I watched the priest board the plane and then proceeded to watch everyone look away, hoping that he was not assigned the seat next to them. Even a staunch atheist might find him or herself praying in hopes to not sit next to a priest for a three-plus hour flight. Not so for me. I secretly hoped he would sit by me, as I cherish theological conversations. When he did, indeed, sit next to me and saw me reading Buber, we began a rich dialogue that lasted for hours.

Somewhere along our conversational journey, we ended up talking about women in the church. I mentioned that I held a complementarian theology but felt that, all too often, churches within my circle failed to adorn the doctrine we espouse with grace and beauty. Through pooling tears, I told my new friend that, while I do not believe women should be pastors, I do deeply long for women to see spiritual mothers set before them as significant members of the body of the christ. I mentioned that, while women cannot be priests in the Roman Catholic Church, there was such a rich tradition of spiritual mothers as seen through various orders of nuns. He smiled and said, “Well, at the center of our theology is a mother and her son.”
He gently approached a typically contentious difference in our theological traditions, saying, “It seems that with all the distance the Protestants keep from Mary, you might have lost a deeply significant model for the value of women in the role of the church. Mary is the New Testament ideal of strength and submission to God. Where Eve failed and demanded her own way, Mary succeeds in being a humble handmaiden of God.”
As a good Protestant, I gently reminded him of the priesthood of all believers, as rediscovered through the Protestant reformation. But I also admitted that, outside of the traditional (and deeply, deeply significant) roles of wife and mother, sometimes we struggled to show off that priesthood of all believers in the full spectrum of life within the body of Christ. I also pushed back on the Immaculate Conception, the Catholic idea that Mary was sinless.

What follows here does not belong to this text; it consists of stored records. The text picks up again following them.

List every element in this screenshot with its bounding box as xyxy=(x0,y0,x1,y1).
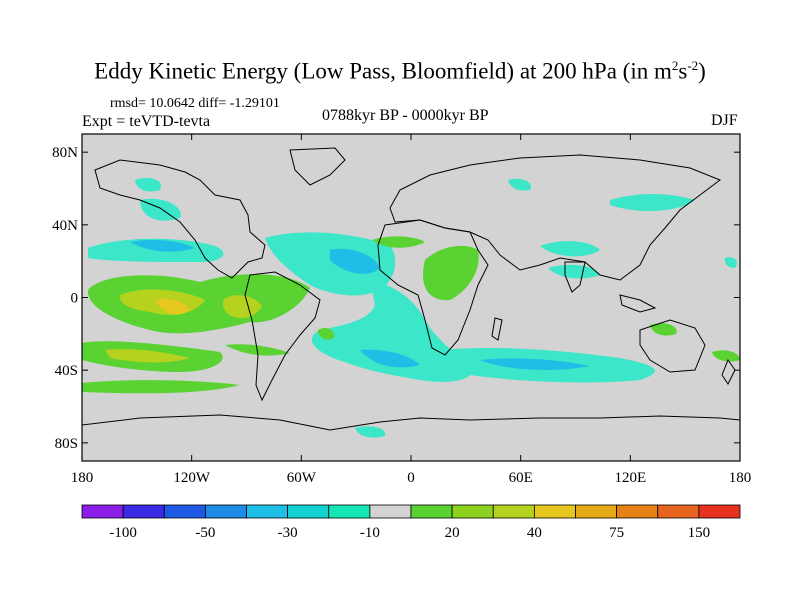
coastlines xyxy=(82,147,740,431)
colorbar-swatch xyxy=(122,504,165,519)
field-region xyxy=(540,241,600,257)
colorbar-swatch xyxy=(81,504,124,519)
colorbar: -100 -50 -30 -10 20 40 75 150 xyxy=(81,504,741,541)
colorbar-label: -100 xyxy=(109,525,137,541)
field-region xyxy=(355,426,386,438)
colorbar-swatch xyxy=(204,504,247,519)
colorbar-swatch xyxy=(410,504,453,519)
map-title: Eddy Kinetic Energy (Low Pass, Bloomfiel… xyxy=(94,58,706,84)
coastline xyxy=(564,261,586,293)
field-region xyxy=(508,178,531,191)
lon-axis: 180 120W 60W 0 60E 120E 180 xyxy=(71,134,752,486)
field-region xyxy=(130,240,195,252)
colorbar-swatch xyxy=(328,504,371,519)
period-label: 0788kyr BP - 0000kyr BP xyxy=(322,107,489,124)
colorbar-label: -10 xyxy=(360,525,380,541)
colorbar-label: 75 xyxy=(609,525,624,541)
colorbar-swatch xyxy=(575,504,618,519)
field-region xyxy=(105,349,190,363)
colorbar-label: -30 xyxy=(278,525,298,541)
field-region xyxy=(135,178,161,192)
colorbar-label: 150 xyxy=(688,525,711,541)
field-region xyxy=(318,327,335,340)
lon-tick-label: 120W xyxy=(173,470,211,486)
field-region xyxy=(480,358,590,370)
field-region xyxy=(360,349,420,368)
field-region xyxy=(712,350,740,362)
colorbar-swatch xyxy=(163,504,206,519)
lat-tick-label: 80N xyxy=(52,145,78,161)
colorbar-swatch xyxy=(533,504,576,519)
field-region xyxy=(223,295,262,319)
coastline xyxy=(639,319,706,373)
field-region xyxy=(155,298,190,315)
colorbar-swatch xyxy=(492,504,535,519)
lon-tick-label: 60E xyxy=(509,470,533,486)
field-region xyxy=(422,245,479,301)
lat-tick-label: 40N xyxy=(52,218,78,234)
coastline xyxy=(619,294,657,313)
colorbar-swatch xyxy=(698,504,741,519)
coastline xyxy=(389,154,722,281)
field-region xyxy=(265,232,396,296)
lon-tick-label: 0 xyxy=(407,470,415,486)
lat-tick-label: 0 xyxy=(71,291,79,307)
colorbar-swatch xyxy=(287,504,330,519)
field-region xyxy=(330,248,380,274)
colorbar-swatch xyxy=(369,504,412,519)
lon-tick-label: 120E xyxy=(614,470,646,486)
colorbar-swatch xyxy=(657,504,700,519)
coastline xyxy=(82,414,740,431)
field-region xyxy=(311,280,472,382)
colorbar-swatch xyxy=(451,504,494,519)
colorbar-swatch xyxy=(246,504,289,519)
coastline xyxy=(244,271,321,402)
field-region xyxy=(650,323,677,336)
coastline xyxy=(721,358,736,385)
field-region xyxy=(372,236,425,248)
season-label: DJF xyxy=(711,112,738,129)
coastline xyxy=(289,147,346,186)
lon-tick-label: 60W xyxy=(287,470,317,486)
lat-tick-label: 40S xyxy=(55,363,78,379)
field-shading xyxy=(82,178,740,438)
field-region xyxy=(724,257,737,268)
field-region xyxy=(548,264,600,279)
lat-tick-label: 80S xyxy=(55,436,78,452)
lat-axis: 80N 40N 0 40S 80S xyxy=(52,145,740,452)
stats-text: rmsd= 10.0642 diff= -1.29101 xyxy=(110,96,280,111)
experiment-label: Expt = teVTD-tevta xyxy=(82,113,211,130)
coastline xyxy=(94,159,266,279)
field-region xyxy=(610,194,695,212)
lon-tick-label: 180 xyxy=(729,470,752,486)
colorbar-label: 40 xyxy=(527,525,542,541)
lon-tick-label: 180 xyxy=(71,470,94,486)
colorbar-label: 20 xyxy=(445,525,460,541)
colorbar-label: -50 xyxy=(195,525,215,541)
colorbar-swatch xyxy=(616,504,659,519)
coastline xyxy=(491,317,503,341)
field-region xyxy=(82,380,240,394)
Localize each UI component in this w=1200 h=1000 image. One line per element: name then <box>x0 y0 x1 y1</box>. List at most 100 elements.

To me, the incarnation is even more powerful when we realize that Christ was housed in the womb of a sinful, normal woman.
Women & the Wonder of the Incarnation
It’s one thing if God descends to be housed in an immaculately holy woman; it is quite another if God chooses to be born in the womb of a fallen human woman. In the words of C.S. Lewis from his book Miracles, “The process grows narrower and narrower, sharpens at last into one small bright point like the head of a spear. It is a Jewish girl at her prayers. All humanity (so far as concerns its redemption) has narrowed to that.”
I do think my priest friend made a valid observation, one that has stuck with me for a few months since. In our desire to draw a clear line of distinction between Catholic veneration of Mary and a Protestant approach to her, I wonder if we have lost a powerful angle to the value of women in God’s eyes.
During Advent season, I think often about Mary and the Christ child whom she carried in her womb. While I don’t think she was sinless, I do see in her response to God a powerful picture of humble yet fierce faith.
In the J.B. Phillips translation of Luke’s telling of the Annunciation, the angel Gabriel told Mary, “Do not afraid, Mary; God loves you dearly.” Gabriel then proceeds to let her in on the plan for the Holy Spirit’s conceiving of the Messiah within her. According to J.B.Phillips translation, Mary responds, “I belong to the Lord, body and soul. Let it happen as you say.”
As I prepare my heart for the preparation of the Advent season (some of y’all put up Christmas decorations already; don’t judge my preemptive Advent-ing), I am choosing to hold my heart right there.
The God we serve is the kind of God who approached a normal, human young woman with a message that he dearly loved her, not because of her unique holiness, but in spite of her pedestrian unholiness. The Messiah is one who came to a sinful world through a sinful womb to save us while we were yet sinners (Romans 5: 15). The Holy Spirit is one who can overshadow and undergird and indwell fallen humanity in such a way as to transform us into the likeness of our Triune God.
In light of this Triune God, I long to be the kind of woman who responds with great fear and trembling, “I belong to the Lord, body and soul.”